Suara.com - Otoritas Jasa Keuangan (OJK) mendorong bank-bank nasional ikut memberikan kredit jangka panjang untuk proyek infrastruktur di Indonesia. Semisal jalan tol atau juga pelabuhan dan bandara.
Ketua Dewan Komisioner OJK, Muliaman D. Hadad menilai anggapan bank tidak mampu biayai infrastruktur, tidak selalu benar. Dia yakin bank bisa. Namun mereka harus bergabung untuk membiayai sebuah proyek besar.

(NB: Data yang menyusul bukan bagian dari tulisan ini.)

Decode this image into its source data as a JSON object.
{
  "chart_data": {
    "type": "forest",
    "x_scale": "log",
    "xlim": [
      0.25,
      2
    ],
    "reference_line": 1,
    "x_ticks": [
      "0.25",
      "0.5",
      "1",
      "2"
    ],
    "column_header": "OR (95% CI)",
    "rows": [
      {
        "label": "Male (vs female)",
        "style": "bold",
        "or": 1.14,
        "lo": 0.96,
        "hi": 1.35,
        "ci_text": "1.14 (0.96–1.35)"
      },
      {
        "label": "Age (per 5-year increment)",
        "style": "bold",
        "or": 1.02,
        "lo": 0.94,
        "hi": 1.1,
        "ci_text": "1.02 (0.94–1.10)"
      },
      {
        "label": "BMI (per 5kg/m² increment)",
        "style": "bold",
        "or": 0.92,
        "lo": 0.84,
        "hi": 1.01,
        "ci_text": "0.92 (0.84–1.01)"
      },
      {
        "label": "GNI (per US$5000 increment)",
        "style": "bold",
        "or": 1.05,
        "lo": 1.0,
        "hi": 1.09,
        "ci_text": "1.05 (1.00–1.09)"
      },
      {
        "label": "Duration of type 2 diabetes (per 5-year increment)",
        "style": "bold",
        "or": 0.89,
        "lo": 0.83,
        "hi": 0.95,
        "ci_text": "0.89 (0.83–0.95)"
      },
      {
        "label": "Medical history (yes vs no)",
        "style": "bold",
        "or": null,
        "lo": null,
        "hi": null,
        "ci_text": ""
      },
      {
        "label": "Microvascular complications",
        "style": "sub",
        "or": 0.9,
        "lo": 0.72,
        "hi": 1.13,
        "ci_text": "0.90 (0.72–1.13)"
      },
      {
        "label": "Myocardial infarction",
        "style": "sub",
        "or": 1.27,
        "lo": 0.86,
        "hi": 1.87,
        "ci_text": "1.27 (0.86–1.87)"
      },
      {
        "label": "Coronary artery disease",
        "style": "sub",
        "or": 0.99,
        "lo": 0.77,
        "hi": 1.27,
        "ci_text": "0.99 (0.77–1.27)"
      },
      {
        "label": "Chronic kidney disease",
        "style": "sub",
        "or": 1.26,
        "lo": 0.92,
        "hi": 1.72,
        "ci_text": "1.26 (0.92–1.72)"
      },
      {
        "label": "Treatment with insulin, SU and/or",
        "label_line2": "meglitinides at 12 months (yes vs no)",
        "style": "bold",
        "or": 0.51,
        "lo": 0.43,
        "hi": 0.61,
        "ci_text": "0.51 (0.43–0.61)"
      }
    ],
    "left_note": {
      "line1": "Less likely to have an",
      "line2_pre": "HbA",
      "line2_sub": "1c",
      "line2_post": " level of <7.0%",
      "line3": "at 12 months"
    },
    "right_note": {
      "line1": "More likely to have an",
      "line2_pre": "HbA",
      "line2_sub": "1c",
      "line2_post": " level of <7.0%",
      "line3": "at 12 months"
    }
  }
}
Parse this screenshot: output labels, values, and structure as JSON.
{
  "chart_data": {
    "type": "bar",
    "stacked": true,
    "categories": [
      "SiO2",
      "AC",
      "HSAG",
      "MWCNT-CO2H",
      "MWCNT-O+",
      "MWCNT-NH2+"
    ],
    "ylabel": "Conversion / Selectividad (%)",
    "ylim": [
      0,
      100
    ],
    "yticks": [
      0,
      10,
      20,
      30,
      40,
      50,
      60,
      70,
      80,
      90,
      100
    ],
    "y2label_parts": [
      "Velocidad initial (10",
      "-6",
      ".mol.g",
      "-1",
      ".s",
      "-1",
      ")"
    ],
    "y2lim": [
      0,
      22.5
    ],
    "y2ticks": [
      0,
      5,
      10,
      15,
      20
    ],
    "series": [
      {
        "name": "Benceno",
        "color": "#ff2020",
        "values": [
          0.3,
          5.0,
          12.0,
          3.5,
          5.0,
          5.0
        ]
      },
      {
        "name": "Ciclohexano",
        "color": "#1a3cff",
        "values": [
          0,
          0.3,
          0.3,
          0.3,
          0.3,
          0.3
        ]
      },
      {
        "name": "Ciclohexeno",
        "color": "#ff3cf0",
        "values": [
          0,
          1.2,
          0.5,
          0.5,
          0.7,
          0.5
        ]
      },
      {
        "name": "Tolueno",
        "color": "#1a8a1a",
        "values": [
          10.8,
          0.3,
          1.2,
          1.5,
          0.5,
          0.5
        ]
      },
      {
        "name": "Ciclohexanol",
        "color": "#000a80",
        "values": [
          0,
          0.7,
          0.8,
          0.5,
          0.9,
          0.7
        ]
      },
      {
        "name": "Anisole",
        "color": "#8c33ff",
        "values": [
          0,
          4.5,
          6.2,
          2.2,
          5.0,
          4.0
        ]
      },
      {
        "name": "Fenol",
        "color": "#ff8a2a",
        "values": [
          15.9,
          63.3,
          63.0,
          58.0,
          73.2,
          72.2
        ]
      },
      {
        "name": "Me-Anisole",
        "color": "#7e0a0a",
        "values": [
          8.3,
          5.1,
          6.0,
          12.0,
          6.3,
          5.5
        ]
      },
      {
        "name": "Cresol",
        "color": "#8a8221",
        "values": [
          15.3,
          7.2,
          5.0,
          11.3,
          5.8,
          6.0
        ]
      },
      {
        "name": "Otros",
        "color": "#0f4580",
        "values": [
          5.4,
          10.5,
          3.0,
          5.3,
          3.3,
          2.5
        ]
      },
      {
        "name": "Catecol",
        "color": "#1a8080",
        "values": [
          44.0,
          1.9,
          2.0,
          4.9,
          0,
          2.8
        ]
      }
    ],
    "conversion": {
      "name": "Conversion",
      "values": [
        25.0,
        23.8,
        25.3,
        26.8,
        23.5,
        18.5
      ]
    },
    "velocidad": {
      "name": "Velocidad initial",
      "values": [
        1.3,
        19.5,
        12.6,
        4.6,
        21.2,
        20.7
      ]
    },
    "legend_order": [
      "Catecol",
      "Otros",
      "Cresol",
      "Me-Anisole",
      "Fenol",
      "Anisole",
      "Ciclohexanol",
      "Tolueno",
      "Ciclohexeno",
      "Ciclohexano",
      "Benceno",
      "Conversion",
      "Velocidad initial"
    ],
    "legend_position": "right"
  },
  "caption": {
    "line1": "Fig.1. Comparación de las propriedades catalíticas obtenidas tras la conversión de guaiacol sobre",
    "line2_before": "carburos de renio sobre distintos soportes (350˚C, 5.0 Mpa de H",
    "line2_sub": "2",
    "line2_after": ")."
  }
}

"Saya tidak melihat faktor risiko menjadi satu hambatan. Apalagi infrastrukturnya jelas. Saya nggak khawatir. Teman-teman bank sudah menghitung dengan baik," jelas Muliaman dalam pertemuan terbatas dengan sejumlah wartawan di Gedung WTC, Jalan Jenderal Sudirman, Jakarta Pusat, Jumat (2/10/2015) pagi.
Menurut Muliaman, bank nasional bisa berstategi dengan melakuan sindikasi atau penggabungan kerjasama antar bank untuk membiayai proyek infrastruktur. Dengan begitu risiko kredit bisa ditanggung bersama.
"Saya malah menganjurkan, bentuklah konsorsium atau sindikasi. Masuklah ke infrastruktur yang project generate income. Semisal bangun pelabuhan, lapangan terbang. Kan ada income-nya," jelas dia.
Muliaman menambahkan pembangunan infrastruktur juga bisa bersumber dari pembiayaan pesar modal. Ini bisa dilakukan jika sumber pembiayaan perbankan terbatas.
"Misal dikeluarkan sejenis reksadana dengan penyertaan terbatas. Project ini menjadi underline-nya, karena ini jangka panjang. Banyak investor bersedia. Semisal, pelabuhan laut menjadi underline, aset bagi terbentuknya reksadana dengan penyertaan terbatas. Sehingga ini bisa dibeli orang di pasar," paparnya.
Sebelumnya, Pemerintahan Joko Widodo berencana membuat bank infrastruktur lewat PT Sarana Multi Infrastruktur (SMI). Perusahaan itu nantinya akan fokus memberikan pinjaman untuk membangun infrastruktur di Indonesia.
Nantinya Pemerintah akan menglihkan aset Pusat Investasi Pemerintah (PIP) ke SMI. Sehingga perusahaan itu akan menjadi BUMN pembiayaan infrastruktur. Bahkan BUMN ini akan berfungsi selayaknya Lembaga Pembiayaan Pembangunan Indonesia (LPPI).
Sebelumnya, Menteri Keuangan Bambang P.S. Brodjonegoro mengklaim modal awal SMI sekitar Rp 25 triliun. Pada perjalanannya SMI bisa membiayai proyek sampai Rp 150 triliun.
Pemerintah menargetkan tahun ini BUMN itu terbentuk. Namun akan seberapa kuat SMI membiayai pembangunan infrastruktur yang selama ini banyak menggunakan uang negara dan utang luar negeri.
Pakar Perbankan, Iwan Nataliputra mengatakan langkah pembentukan bank infrastruktur sudah tepat. Sebab saat ini Indonesia tengah gencar membangun.
Dia mengatakan bank infrastruktur yang ideal mempunyai modal pembiayaan yang mampu memberikan pinjaman untuk pembangunan jangka panjang hingga 20 tahun. Dia mencontohkan pembangunan itu bisa berupa pembangunan bandara, bendungan, waduk, transportasi laut, atau juga proyek mass rasit transid (MRT).
Proyek-proyek besar itu akan lama mengalami 'balik modal'. "Bank mana yang sanggup memberikan pembiayaan sampai 5 tahun 10 tahun, bahkan 20 tahun itu?" tanya dia lagi.
Sehingga menurutnya bank infrastruktur Indonesia itu harus memiliki sumber pembiayaan yang kuat. Sumber itu rentan jika bersumber dari bank atau juga BUMN lainnya.